On the flip side, Moon Shadow, a big model company, took a different approach. Since making its debut in October last year, it has set its sights on the 2C application market. Yang Zhilin once stated that long text is the root technology of Moon Shadow, which can be split into different scenes and fields for 2C applications.

Even before the Kimi effect exploded, many ordinary users and corporate users had provided feedback saying, "Kimi is the best AI assistant in China, no doubt about it." Starting with a focus on product effectiveness and user experience, Kimi's explosion now seems somewhat inevitable.

Under commercial pressure, big model companies will probably choose to walk on both legs of 2B and 2C. Compared to other big model companies, Moon Shadow offers another path for commercialization. While other players start with 2B and then move to 2C, using 2B to drive 2C, Moon Shadow takes the opposite approach—starting with 2C and then using 2C products to drive 2B deals.

After all, except for foreign products like ChatGPT, there were hardly any cases of 2C product growth in China before. With nearly half a year of accumulation, Kimi has single-handedly opened up a path in 2C, perhaps prompting many major players to see more possibilities in 2C and eagerly rush to prove their ability to handle long texts in the market.

However, returning to the essence of commercialization and making money, one still needs to consider how to convert temporary traffic into tangible conversion rates.

Observations from Lumicon Intelligence indicate that most big model companies still follow the internet streaming model when promoting products, repackaging old wine in new bottles, advertising on platforms like Douyin, Bilibili, and Xiaohongshu, and placing ads in offline office buildings, airports, and subways.

The actual conversion rate after all these operations is still unknown, but what's spent to acquire customers is real money. According to reports from Sina Technology, an investor revealed that Kimi's user acquisition cost currently ranges from 12 to 13 CNY per user. Based on estimated downloads, Kimi's average daily download volume in the past month was 17,805. By this calculation, Kimi's daily user acquisition cost is at least 200,000 CNY.

Most AI assistants on the market are currently available for free download and use. Due to the network externality effect, as the user base grows, the consumption of resources also increases. The recent Kimi downtime incident is a prime example, where the sudden surge in users put pressure on computing power and servers, along with a significant consumption of token costs.

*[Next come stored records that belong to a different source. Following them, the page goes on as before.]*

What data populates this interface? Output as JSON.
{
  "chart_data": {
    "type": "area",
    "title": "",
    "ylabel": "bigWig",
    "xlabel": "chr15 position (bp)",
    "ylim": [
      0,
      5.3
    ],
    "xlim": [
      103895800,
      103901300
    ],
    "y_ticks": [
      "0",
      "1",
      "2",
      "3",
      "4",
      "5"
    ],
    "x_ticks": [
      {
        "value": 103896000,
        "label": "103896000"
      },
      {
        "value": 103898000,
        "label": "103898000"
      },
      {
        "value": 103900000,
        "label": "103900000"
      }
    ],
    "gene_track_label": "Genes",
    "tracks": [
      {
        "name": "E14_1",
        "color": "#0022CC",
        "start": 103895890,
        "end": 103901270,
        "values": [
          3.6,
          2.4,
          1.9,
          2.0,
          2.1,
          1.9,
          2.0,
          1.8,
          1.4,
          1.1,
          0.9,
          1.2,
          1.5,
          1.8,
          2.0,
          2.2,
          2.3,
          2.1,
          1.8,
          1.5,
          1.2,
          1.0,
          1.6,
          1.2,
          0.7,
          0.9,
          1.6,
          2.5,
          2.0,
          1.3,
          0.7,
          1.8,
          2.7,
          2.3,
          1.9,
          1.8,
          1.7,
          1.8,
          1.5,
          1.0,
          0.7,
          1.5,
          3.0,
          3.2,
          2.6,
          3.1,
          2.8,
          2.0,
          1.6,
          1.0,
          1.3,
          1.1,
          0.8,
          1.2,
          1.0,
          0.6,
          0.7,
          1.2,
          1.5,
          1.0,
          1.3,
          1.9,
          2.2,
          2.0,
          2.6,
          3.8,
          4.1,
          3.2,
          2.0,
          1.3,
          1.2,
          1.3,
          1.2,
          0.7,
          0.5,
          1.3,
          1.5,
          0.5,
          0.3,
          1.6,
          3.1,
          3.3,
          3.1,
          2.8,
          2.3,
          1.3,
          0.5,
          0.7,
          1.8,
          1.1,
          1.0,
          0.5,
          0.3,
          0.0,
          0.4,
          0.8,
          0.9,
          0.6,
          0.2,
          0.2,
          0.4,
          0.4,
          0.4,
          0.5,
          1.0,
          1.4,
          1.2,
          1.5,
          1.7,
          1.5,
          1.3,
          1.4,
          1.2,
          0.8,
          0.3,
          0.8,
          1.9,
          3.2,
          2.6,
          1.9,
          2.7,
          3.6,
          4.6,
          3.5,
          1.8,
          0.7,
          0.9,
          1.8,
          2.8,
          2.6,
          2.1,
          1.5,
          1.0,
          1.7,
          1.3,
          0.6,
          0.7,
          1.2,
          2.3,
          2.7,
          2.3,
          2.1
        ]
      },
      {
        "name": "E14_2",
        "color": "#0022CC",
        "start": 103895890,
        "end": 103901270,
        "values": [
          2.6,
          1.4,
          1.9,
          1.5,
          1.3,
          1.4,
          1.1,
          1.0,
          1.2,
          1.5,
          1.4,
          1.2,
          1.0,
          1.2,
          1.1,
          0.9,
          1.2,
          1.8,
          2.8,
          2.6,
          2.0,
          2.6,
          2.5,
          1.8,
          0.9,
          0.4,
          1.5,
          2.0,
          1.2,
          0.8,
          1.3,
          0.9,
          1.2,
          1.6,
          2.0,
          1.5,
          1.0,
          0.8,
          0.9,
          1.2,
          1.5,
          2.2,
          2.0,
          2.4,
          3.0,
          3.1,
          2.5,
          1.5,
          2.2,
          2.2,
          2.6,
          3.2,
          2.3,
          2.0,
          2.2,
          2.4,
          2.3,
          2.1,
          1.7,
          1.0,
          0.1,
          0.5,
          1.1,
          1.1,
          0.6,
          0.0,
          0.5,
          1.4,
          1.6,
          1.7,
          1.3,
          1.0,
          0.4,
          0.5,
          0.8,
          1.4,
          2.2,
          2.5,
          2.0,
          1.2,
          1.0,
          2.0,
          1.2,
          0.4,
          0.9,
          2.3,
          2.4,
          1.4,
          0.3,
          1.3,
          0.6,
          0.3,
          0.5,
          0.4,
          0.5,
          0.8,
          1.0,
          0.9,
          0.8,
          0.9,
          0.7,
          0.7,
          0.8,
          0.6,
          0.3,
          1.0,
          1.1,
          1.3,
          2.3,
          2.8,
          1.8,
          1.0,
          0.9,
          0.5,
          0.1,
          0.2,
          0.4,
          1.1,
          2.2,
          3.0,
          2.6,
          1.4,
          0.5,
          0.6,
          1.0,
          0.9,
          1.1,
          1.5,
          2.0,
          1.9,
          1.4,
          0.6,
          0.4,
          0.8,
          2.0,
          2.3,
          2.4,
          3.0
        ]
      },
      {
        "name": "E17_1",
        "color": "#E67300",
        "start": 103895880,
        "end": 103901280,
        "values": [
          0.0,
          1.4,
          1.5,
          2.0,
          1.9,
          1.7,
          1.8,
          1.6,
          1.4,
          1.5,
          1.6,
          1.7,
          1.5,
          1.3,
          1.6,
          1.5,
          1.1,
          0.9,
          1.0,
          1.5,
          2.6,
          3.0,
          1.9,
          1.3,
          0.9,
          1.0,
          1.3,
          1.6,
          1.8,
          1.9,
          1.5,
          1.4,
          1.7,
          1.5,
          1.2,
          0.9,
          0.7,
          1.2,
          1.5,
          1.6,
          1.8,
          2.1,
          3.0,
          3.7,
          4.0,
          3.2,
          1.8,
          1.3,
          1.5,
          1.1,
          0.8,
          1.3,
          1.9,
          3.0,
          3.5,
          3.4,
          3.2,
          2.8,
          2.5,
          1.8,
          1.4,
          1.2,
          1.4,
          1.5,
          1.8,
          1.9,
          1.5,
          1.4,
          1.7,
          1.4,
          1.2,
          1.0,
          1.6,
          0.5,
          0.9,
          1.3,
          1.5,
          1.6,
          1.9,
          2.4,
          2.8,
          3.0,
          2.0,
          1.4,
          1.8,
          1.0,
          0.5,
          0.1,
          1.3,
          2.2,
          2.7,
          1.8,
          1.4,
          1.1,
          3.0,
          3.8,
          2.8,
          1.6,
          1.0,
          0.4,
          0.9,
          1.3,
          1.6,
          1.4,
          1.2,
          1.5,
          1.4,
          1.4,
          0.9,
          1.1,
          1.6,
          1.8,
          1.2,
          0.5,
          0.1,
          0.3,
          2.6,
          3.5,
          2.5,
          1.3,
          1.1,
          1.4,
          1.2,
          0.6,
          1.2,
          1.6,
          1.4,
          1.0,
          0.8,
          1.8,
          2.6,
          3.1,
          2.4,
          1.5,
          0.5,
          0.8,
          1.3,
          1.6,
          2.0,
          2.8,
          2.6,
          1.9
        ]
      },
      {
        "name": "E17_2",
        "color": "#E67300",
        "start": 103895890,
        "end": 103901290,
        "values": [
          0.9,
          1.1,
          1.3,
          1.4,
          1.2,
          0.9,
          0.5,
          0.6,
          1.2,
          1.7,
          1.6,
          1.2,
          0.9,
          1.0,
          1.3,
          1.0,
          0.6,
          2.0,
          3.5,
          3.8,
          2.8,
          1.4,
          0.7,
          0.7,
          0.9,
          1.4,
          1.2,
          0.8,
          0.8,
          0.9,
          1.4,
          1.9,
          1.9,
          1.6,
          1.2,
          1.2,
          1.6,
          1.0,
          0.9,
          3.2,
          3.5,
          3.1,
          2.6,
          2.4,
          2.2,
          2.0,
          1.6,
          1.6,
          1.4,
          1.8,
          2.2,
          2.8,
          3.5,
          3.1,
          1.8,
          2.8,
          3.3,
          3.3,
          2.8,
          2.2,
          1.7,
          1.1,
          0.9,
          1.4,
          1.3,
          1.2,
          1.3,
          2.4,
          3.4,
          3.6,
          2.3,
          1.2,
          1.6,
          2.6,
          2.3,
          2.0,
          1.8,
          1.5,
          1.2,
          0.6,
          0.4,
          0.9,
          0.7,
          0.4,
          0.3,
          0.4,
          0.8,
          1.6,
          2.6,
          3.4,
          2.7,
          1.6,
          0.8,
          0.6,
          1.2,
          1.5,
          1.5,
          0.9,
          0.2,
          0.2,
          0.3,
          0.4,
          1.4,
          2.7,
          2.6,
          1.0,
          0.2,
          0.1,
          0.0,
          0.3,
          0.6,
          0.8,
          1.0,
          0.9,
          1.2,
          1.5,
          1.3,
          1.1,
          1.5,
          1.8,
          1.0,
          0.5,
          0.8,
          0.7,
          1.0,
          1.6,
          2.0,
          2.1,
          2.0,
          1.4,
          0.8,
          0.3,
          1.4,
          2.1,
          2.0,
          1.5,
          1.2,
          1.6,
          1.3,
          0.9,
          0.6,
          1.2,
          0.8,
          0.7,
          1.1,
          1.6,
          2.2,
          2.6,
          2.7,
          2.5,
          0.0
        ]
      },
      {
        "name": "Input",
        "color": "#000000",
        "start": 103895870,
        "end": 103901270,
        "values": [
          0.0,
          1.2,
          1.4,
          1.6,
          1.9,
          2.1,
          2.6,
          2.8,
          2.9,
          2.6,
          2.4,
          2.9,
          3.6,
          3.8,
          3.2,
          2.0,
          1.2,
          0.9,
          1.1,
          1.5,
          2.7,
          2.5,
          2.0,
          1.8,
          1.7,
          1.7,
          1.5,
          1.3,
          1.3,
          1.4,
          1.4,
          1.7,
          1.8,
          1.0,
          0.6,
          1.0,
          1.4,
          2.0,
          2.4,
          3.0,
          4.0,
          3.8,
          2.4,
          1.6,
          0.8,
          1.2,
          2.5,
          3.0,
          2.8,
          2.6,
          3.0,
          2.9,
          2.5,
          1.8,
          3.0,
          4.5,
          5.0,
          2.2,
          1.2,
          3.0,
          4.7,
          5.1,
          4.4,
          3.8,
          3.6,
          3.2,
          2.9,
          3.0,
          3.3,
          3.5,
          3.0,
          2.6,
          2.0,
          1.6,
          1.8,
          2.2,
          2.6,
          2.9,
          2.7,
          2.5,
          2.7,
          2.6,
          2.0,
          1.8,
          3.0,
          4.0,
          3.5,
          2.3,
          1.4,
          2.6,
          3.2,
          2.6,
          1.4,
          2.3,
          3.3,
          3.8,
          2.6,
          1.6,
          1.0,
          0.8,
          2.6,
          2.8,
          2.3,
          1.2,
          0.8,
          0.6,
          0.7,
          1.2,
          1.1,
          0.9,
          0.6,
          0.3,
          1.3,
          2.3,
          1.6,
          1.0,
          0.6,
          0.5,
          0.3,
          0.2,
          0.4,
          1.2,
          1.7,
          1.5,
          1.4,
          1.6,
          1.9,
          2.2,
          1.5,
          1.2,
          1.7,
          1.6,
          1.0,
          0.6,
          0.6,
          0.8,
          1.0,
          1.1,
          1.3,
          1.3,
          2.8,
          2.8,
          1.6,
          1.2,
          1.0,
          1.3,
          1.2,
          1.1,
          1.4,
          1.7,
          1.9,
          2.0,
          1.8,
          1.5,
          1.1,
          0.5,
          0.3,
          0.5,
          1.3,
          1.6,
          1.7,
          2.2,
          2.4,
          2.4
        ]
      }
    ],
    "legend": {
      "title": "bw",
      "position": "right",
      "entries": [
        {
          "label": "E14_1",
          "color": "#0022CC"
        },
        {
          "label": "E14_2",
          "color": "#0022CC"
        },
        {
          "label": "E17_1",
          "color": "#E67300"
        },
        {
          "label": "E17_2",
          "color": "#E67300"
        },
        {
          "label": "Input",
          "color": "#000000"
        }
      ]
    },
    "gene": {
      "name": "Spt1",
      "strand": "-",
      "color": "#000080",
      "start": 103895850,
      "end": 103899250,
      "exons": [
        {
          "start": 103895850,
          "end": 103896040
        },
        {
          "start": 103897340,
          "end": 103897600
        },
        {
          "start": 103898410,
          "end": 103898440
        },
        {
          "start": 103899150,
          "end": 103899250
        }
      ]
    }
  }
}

For big model companies, the triple tug-of-war between scalability, conversion rates, and costs cannot be resolved in the short term. Even ChatGPT, which outperforms other applications in terms of traffic, faces the dilemma of balancing profits and losses.

According to data from Data.ai, as of June 19, 2023, ChatGPT's iOS app had a daily active payment rate of about 4.36% in its first month online. OpenAI predicts that for compressed cost versions of the GPT-3.5 and GPT-4 models, if the monthly payment rate increases by 0.25% each month, it may not be sustainable; however, if the monthly payment rate increases by 0.5% each month, it could turn the tide.

Continuous increases in the monthly payment rate may sound enticing, but the reality is that "premature aging" may set in before any explosive growth occurs, and growth stagnation may arrive first.

For big model manufacturers, especially startups, there aren't many chances to experiment. They can't just come out of the technical pitfalls only to plunge into the pitfalls of investment flow. Following the trend of long texts won't solve all problems; breaking out of commercialization models is the key.